メンタル面での心理的ケアに加え、行為者との接触を避けるための配置転換や就業環境の修復を行ない、被害者が心身の安全を確保したうえで業務に専念できる体制を整える必要があります。
(4)行為者に対する適正な措置
事実関係にもとづき、行為者に対しても適正な措置を講じることが義務付けられています。
就業規則の懲戒規定に則り厳正に処分するとともに、自身の言動の問題点を深く認識させ、将来的な再発を防ぐための是正指導を徹底することが、組織運営上の重要な責任となります。
(5)再発防止への取り組み
個別の事案対応だけで終わらせず、現行の施策を検証・改善することが不可欠です。高度化するコンプライアンス基準にもとづき、事案を教訓とした社内ルールの刷新や管理職研修の強化など、組織全体のガバナンスを高める継続的な取り組みが求められます。

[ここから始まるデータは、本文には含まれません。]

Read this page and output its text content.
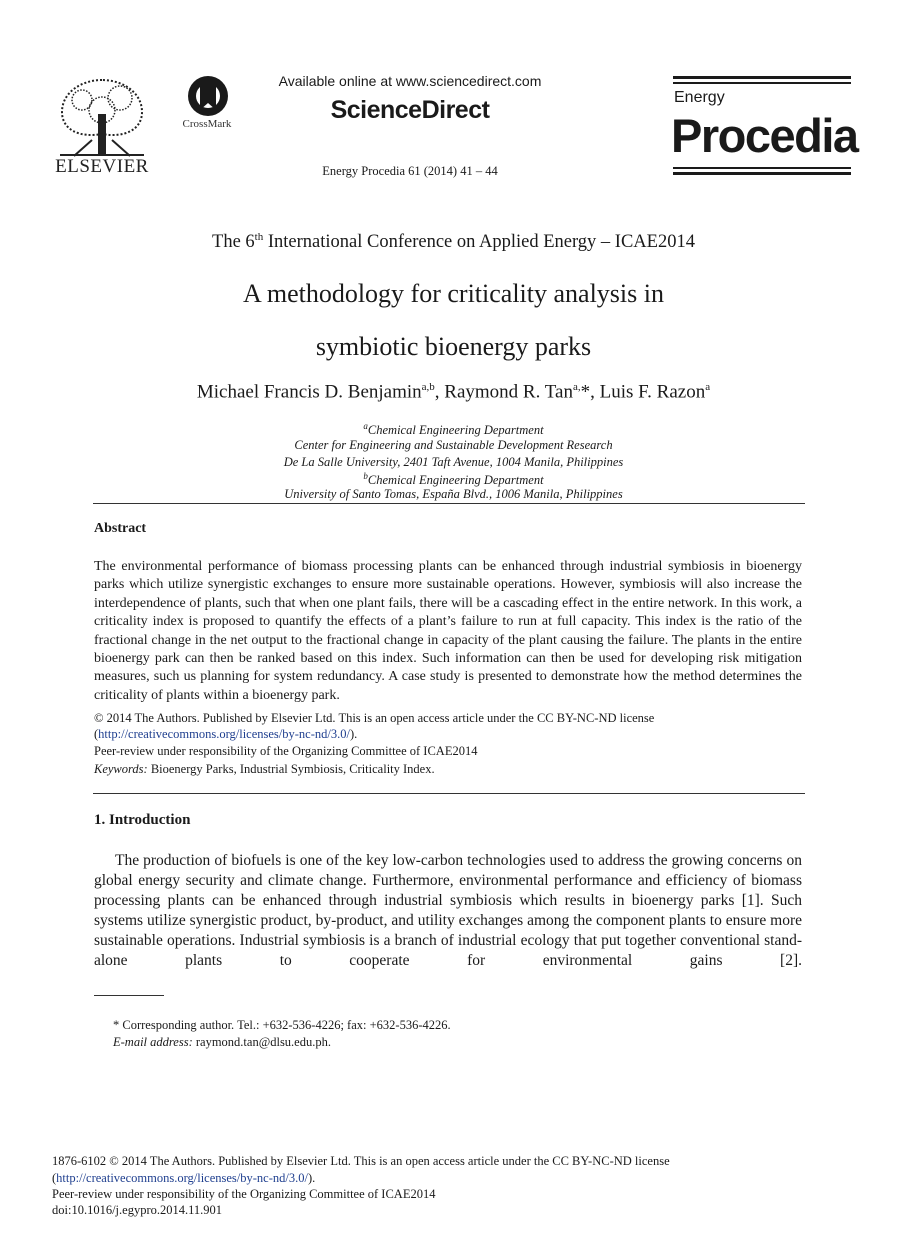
ELSEVIER
CrossMark
Available online at www.sciencedirect.com
ScienceDirect
Energy Procedia 61 (2014) 41 – 44
Energy
Procedia
The 6th International Conference on Applied Energy – ICAE2014
A methodology for criticality analysis in
symbiotic bioenergy parks
Michael Francis D. Benjamin$^{a,b}$, Raymond R. Tan$^{a,}$*, Luis F. Razon$^a$
$^a$Chemical Engineering Department
Center for Engineering and Sustainable Development Research
De La Salle University, 2401 Taft Avenue, 1004 Manila, Philippines
$^b$Chemical Engineering Department
University of Santo Tomas, España Blvd., 1006 Manila, Philippines
Abstract
The environmental performance of biomass processing plants can be enhanced through industrial symbiosis in bioenergy parks which utilize synergistic exchanges to ensure more sustainable operations. However, symbiosis will also increase the interdependence of plants, such that when one plant fails, there will be a cascading effect in the entire network. In this work, a criticality index is proposed to quantify the effects of a plant’s failure to run at full capacity. This index is the ratio of the fractional change in the net output to the fractional change in capacity of the plant causing the failure. The plants in the entire bioenergy park can then be ranked based on this index. Such information can then be used for developing risk mitigation measures, such us planning for system redundancy. A case study is presented to demonstrate how the method determines the criticality of plants within a bioenergy park.
© 2014 The Authors. Published by Elsevier Ltd. This is an open access article under the CC BY-NC-ND license
(http://creativecommons.org/licenses/by-nc-nd/3.0/).
Peer-review under responsibility of the Organizing Committee of ICAE2014
Keywords: Bioenergy Parks, Industrial Symbiosis, Criticality Index.
1. Introduction
The production of biofuels is one of the key low-carbon technologies used to address the growing concerns on global energy security and climate change. Furthermore, environmental performance and efficiency of biomass processing plants can be enhanced through industrial symbiosis which results in bioenergy parks [1]. Such systems utilize synergistic product, by-product, and utility exchanges among the component plants to ensure more sustainable operations. Industrial symbiosis is a branch of industrial ecology that put together conventional stand-alone plants to cooperate for environmental gains [2].
* Corresponding author. Tel.: +632-536-4226; fax: +632-536-4226.
E-mail address: raymond.tan@dlsu.edu.ph.
1876-6102 © 2014 The Authors. Published by Elsevier Ltd. This is an open access article under the CC BY-NC-ND license
(http://creativecommons.org/licenses/by-nc-nd/3.0/).
Peer-review under responsibility of the Organizing Committee of ICAE2014
doi:10.1016/j.egypro.2014.11.901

再発防止に向けて検討するべき内容は、以下を参考にしてみてください。
再発防止に向けた施策検討の例
- 対策後の職場環境は、相談者にとって安全で快適になっているか?
- 行為者が同様の問題を起こす恐れはないか?
- 新たな行為者が発生する職場環境になっていないか?
- パワーハラスメントに該当する事案の発生時に、管理職に注意喚起をしているか?
- 各事案の原因と対策について、社内ルールや研修、トップからのメッセージに反映させるべきポイントは何か?

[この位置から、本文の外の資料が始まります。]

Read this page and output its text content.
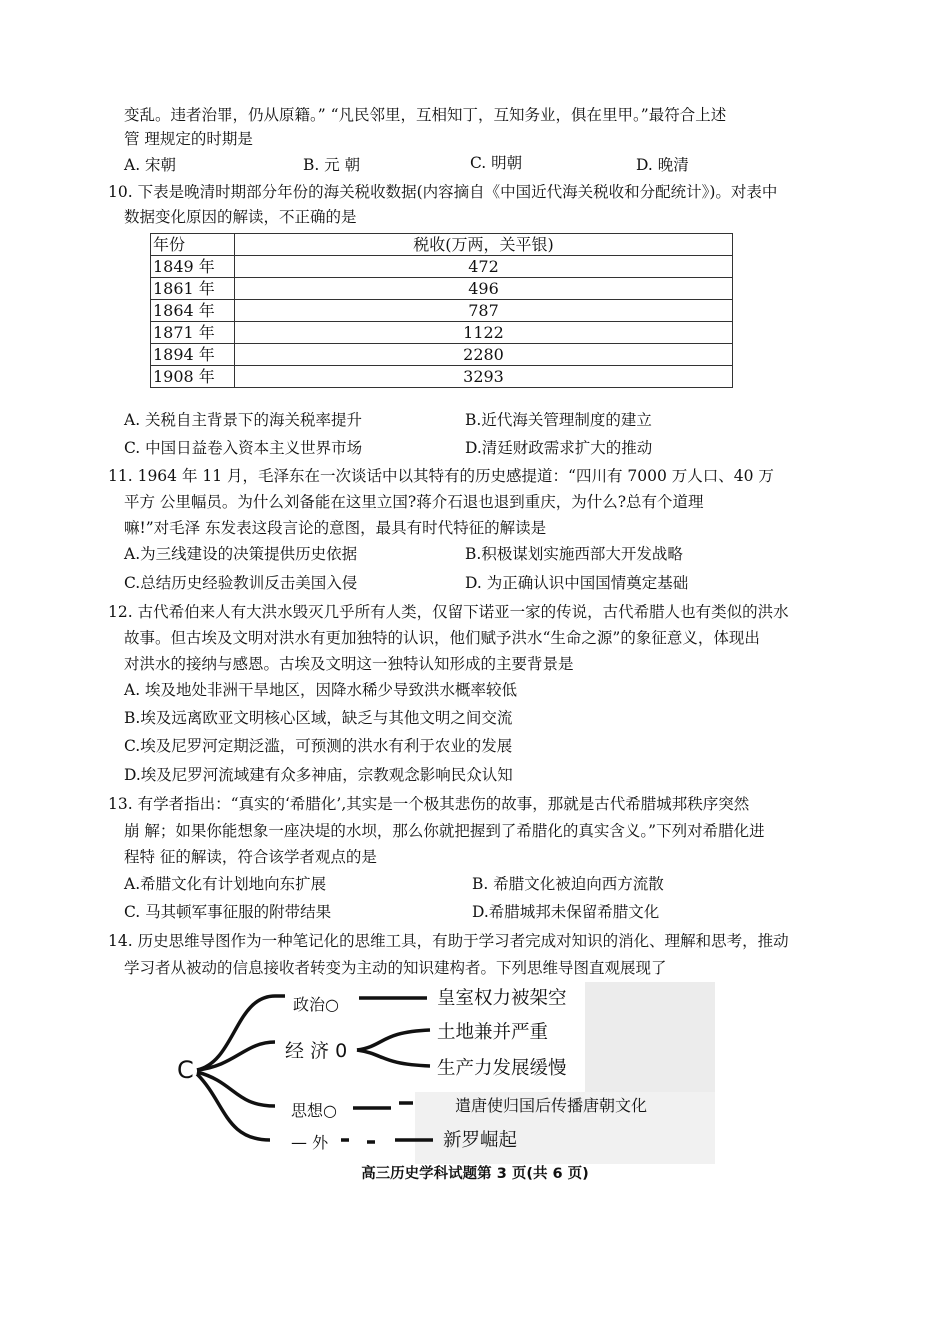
变乱。违者治罪，仍从原籍。” “凡民邻里，互相知丁，互知务业，俱在里甲。”最符合上述
管 理规定的时期是
A. 宋朝	B. 元 朝	C. 明朝	D. 晚清
10. 下表是晚清时期部分年份的海关税收数据(内容摘自《中国近代海关税收和分配统计》)。对表中
数据变化原因的解读，不正确的是
年份	税收(万两，关平银)
1849 年	472
1861 年	496
1864 年	787
1871 年	1122
1894 年	2280
1908 年	3293
A. 关税自主背景下的海关税率提升	B.近代海关管理制度的建立
C. 中国日益卷入资本主义世界市场	D.清廷财政需求扩大的推动
11. 1964 年 11 月，毛泽东在一次谈话中以其特有的历史感提道：“四川有 7000 万人口、40 万
平方 公里幅员。为什么刘备能在这里立国?蒋介石退也退到重庆，为什么?总有个道理
嘛!”对毛泽 东发表这段言论的意图，最具有时代特征的解读是
A.为三线建设的决策提供历史依据	B.积极谋划实施西部大开发战略
C.总结历史经验教训反击美国入侵	D. 为正确认识中国国情奠定基础
12. 古代希伯来人有大洪水毁灭几乎所有人类，仅留下诺亚一家的传说，古代希腊人也有类似的洪水
故事。但古埃及文明对洪水有更加独特的认识，他们赋予洪水“生命之源”的象征意义，体现出
对洪水的接纳与感恩。古埃及文明这一独特认知形成的主要背景是
A. 埃及地处非洲干旱地区，因降水稀少导致洪水概率较低
B.埃及远离欧亚文明核心区域，缺乏与其他文明之间交流
C.埃及尼罗河定期泛滥，可预测的洪水有利于农业的发展
D.埃及尼罗河流域建有众多神庙，宗教观念影响民众认知
13. 有学者指出：“真实的‘希腊化’,其实是一个极其悲伤的故事，那就是古代希腊城邦秩序突然
崩 解；如果你能想象一座决堤的水坝，那么你就把握到了希腊化的真实含义。”下列对希腊化进
程特 征的解读，符合该学者观点的是
A.希腊文化有计划地向东扩展	B. 希腊文化被迫向西方流散
C. 马其顿军事征服的附带结果	D.希腊城邦未保留希腊文化
14. 历史思维导图作为一种笔记化的思维工具，有助于学习者完成对知识的消化、理解和思考，推动
学习者从被动的信息接收者转变为主动的知识建构者。下列思维导图直观展现了
C
政治○
经 济 0
思想○
— 外
皇室权力被架空
土地兼并严重
生产力发展缓慢
遣唐使归国后传播唐朝文化
新罗崛起
高三历史学科试题第 3 页(共 6 页)
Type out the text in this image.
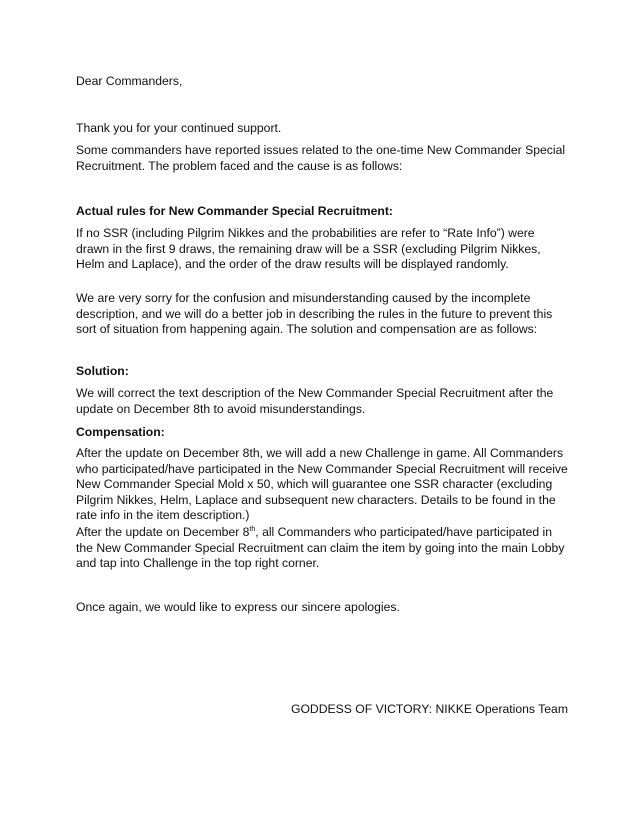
Dear Commanders,

Thank you for your continued support.

Some commanders have reported issues related to the one-time New Commander Special Recruitment. The problem faced and the cause is as follows:

Actual rules for New Commander Special Recruitment:

If no SSR (including Pilgrim Nikkes and the probabilities are refer to “Rate Info”) were drawn in the first 9 draws, the remaining draw will be a SSR (excluding Pilgrim Nikkes, Helm and Laplace), and the order of the draw results will be displayed randomly.

We are very sorry for the confusion and misunderstanding caused by the incomplete description, and we will do a better job in describing the rules in the future to prevent this sort of situation from happening again. The solution and compensation are as follows:

Solution:

We will correct the text description of the New Commander Special Recruitment after the update on December 8th to avoid misunderstandings.

Compensation:

After the update on December 8th, we will add a new Challenge in game. All Commanders who participated/have participated in the New Commander Special Recruitment will receive New Commander Special Mold x 50, which will guarantee one SSR character (excluding Pilgrim Nikkes, Helm, Laplace and subsequent new characters. Details to be found in the rate info in the item description.)

After the update on December 8th, all Commanders who participated/have participated in the New Commander Special Recruitment can claim the item by going into the main Lobby and tap into Challenge in the top right corner.

Once again, we would like to express our sincere apologies.

GODDESS OF VICTORY: NIKKE Operations Team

参考:厚生労働省|職場におけるハラスメント対策研修(人事労務担当者等向け:対応検討編p24)
パワハラ防止対策の徹底が「well-woking」な職場環境の土台に
パワハラは個人の尊厳を傷つけるだけでなく、企業の社会的信用を失墜させ、健全な経営を阻害する重大なリスクです。
法的義務にもとづきパワハラのない職場を整備することは、単なるリスク回避に留まりません。従業員一人ひとりが安心して挑戦し、日々の業務にやりがいを感じながら自律的に成長できる「well-woking」な環境の実現のため、不可欠な土台になります。
本稿をもとにパワハラの定義や種類を正しく理解し、防止に向けた取り組みができるように準備を進めていきましょう。